“Night science is a sort of workshop of the possible. … ”
François Jacob
While we may be living in the “century of biology,” biomedical science exists in a climate where risk-taking is discouraged. That’s according to Keith Yamamoto, Ph.D., chancellor of science policy and strategy at the University of California, San Francisco. On Nov. 2, Yamamoto gave a talk titled “Nextgen Biomedical PhD and Postdoc Education” as part of the Johns Hopkins University School of Medicine Postdoctoral Affairs Lecture Series. In quoting the French biologist François Jacob, Yamamoto spoke of the virtues of “night science,” the line of scientific inquiry that “stumbles, recoils, sweats, wakes with a start.” This type of science is the risky kind, creating the pioneering knowledge that pushes science to new frontiers — but remains a hard sell to funding agencies that favor guaranteed results.
Tenure Positions and Funding Declines
Further reducing the excitement of young scientists are the statistics on NIH funding: Only 4 percent of the NIH awards go to new investigators, and biomedical postdocs who eventually transition out of academia earn approximately 17 percent less over the first 15 years of their career compared to Ph.D. degree holders who skipped the postdoctoral training, according to the report. These factors have, in part, created an environment of hypercompetition that disincentivizes the high-risk research that has the potential to build new scientific foundations in the pursuit of knowledge.

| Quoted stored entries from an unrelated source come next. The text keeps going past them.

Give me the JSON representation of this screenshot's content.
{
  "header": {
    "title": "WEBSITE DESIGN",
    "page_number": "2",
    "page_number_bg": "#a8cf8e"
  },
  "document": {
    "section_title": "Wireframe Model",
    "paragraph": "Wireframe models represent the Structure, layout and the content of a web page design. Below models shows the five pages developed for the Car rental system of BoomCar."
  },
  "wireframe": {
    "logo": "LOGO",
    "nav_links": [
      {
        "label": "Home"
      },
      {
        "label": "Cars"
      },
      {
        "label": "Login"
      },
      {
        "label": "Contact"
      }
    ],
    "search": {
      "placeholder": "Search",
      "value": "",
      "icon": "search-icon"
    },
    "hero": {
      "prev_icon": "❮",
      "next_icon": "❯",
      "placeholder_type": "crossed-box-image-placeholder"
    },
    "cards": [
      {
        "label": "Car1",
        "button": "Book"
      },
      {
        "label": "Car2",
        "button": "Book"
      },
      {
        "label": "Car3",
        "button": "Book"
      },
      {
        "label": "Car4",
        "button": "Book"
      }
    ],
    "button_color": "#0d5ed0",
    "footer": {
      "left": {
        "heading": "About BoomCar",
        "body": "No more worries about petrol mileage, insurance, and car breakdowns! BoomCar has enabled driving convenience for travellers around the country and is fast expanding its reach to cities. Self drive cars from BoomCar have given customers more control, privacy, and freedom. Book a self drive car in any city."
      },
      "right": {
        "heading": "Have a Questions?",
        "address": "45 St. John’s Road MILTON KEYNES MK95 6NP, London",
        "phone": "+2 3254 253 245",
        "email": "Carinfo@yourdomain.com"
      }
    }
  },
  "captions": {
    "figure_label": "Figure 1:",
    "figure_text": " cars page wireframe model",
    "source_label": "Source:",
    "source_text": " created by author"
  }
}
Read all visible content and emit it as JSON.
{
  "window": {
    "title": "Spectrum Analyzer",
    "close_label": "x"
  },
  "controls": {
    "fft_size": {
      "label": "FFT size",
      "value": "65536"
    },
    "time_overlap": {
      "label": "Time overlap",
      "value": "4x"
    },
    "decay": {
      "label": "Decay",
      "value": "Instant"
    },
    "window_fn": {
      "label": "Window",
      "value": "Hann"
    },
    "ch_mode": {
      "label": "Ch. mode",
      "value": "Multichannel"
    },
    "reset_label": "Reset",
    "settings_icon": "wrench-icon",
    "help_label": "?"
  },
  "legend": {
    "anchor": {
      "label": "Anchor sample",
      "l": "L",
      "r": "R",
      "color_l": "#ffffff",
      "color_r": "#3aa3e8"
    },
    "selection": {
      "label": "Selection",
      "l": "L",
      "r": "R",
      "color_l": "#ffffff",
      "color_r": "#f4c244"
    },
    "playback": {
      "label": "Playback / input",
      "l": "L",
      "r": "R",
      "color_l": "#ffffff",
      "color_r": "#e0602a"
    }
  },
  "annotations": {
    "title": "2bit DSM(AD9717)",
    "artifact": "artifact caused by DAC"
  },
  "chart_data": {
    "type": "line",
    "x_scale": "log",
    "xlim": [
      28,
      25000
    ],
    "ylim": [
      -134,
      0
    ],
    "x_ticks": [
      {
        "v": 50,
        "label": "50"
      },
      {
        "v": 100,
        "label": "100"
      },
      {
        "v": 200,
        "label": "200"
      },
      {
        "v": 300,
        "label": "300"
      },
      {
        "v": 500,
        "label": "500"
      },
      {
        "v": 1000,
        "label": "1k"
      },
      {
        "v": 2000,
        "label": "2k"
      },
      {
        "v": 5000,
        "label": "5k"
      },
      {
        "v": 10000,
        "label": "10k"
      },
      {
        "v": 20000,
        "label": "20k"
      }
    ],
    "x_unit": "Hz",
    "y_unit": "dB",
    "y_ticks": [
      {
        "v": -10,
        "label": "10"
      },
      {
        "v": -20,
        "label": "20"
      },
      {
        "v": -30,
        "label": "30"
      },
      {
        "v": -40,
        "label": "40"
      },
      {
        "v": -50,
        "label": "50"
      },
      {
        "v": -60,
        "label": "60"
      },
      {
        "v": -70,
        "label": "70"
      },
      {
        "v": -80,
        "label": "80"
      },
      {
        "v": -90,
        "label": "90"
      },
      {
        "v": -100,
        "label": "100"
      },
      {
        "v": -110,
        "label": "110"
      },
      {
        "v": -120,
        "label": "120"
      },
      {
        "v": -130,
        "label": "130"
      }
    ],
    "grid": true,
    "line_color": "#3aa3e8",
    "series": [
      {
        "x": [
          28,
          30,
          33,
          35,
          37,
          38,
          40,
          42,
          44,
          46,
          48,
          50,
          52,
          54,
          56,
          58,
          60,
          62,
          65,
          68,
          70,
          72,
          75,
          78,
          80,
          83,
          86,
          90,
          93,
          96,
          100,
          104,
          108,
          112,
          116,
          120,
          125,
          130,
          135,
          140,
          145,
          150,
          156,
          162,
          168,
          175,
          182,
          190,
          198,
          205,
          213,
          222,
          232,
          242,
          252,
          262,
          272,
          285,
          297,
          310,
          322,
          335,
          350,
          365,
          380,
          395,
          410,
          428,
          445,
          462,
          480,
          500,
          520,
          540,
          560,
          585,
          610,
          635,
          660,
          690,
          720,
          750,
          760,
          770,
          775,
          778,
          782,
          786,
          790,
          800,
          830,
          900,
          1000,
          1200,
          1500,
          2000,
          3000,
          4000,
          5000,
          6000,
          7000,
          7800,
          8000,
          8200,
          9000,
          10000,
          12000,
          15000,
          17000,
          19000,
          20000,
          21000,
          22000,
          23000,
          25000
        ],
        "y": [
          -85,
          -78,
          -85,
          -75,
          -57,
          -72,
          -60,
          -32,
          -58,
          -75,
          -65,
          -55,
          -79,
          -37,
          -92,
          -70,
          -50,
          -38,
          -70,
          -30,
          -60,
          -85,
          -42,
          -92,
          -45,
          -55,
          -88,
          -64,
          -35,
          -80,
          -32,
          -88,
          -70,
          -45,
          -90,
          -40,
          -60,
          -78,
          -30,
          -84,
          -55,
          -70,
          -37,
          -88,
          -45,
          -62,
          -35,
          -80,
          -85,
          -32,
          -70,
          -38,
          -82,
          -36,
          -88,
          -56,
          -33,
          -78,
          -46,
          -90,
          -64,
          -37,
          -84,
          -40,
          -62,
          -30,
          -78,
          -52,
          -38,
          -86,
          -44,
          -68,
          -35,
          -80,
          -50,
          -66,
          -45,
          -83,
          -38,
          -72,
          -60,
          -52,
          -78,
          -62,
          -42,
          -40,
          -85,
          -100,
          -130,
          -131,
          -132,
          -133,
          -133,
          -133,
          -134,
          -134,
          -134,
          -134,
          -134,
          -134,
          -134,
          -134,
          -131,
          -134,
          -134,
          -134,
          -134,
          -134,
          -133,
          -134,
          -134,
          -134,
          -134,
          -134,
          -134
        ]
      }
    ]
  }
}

Refocusing Postdoctoral Education
During his talk, Yamamoto tackled some of these issues by discussing problems and solutions in graduate and postdoctoral training. He emphasized the importance of incorporating training about diverse career paths into the graduate school curriculum so that trainees can plan and enter their careers without doing unnecessary postdoctoral fellowships. Currently, 82.5 percent of biomedical Ph.D. recipients opt for a postdoc, making postdoctoral training their default career option regardless of their intent to ultimately pursue an academic career in research. Yamamoto argued that moving the hub of career development training from the postdoctoral level to the graduate school level would enable graduate students to make better career choices earlier. This would also help avoid the income loss that postdocs who transition out of academia face early in their career, and it would maintain the integrity of postdoctoral training as the dedicated training track for academic research careers. The overall result would be to reduce the number of postdoctoral researchers and relieve the competition for fellowship funding and academic faculty positions. These changes would create a climate that rewards — or at least doesn’t destroy — creative thinking, and would empower young scientists with the courage to follow their night science dreams.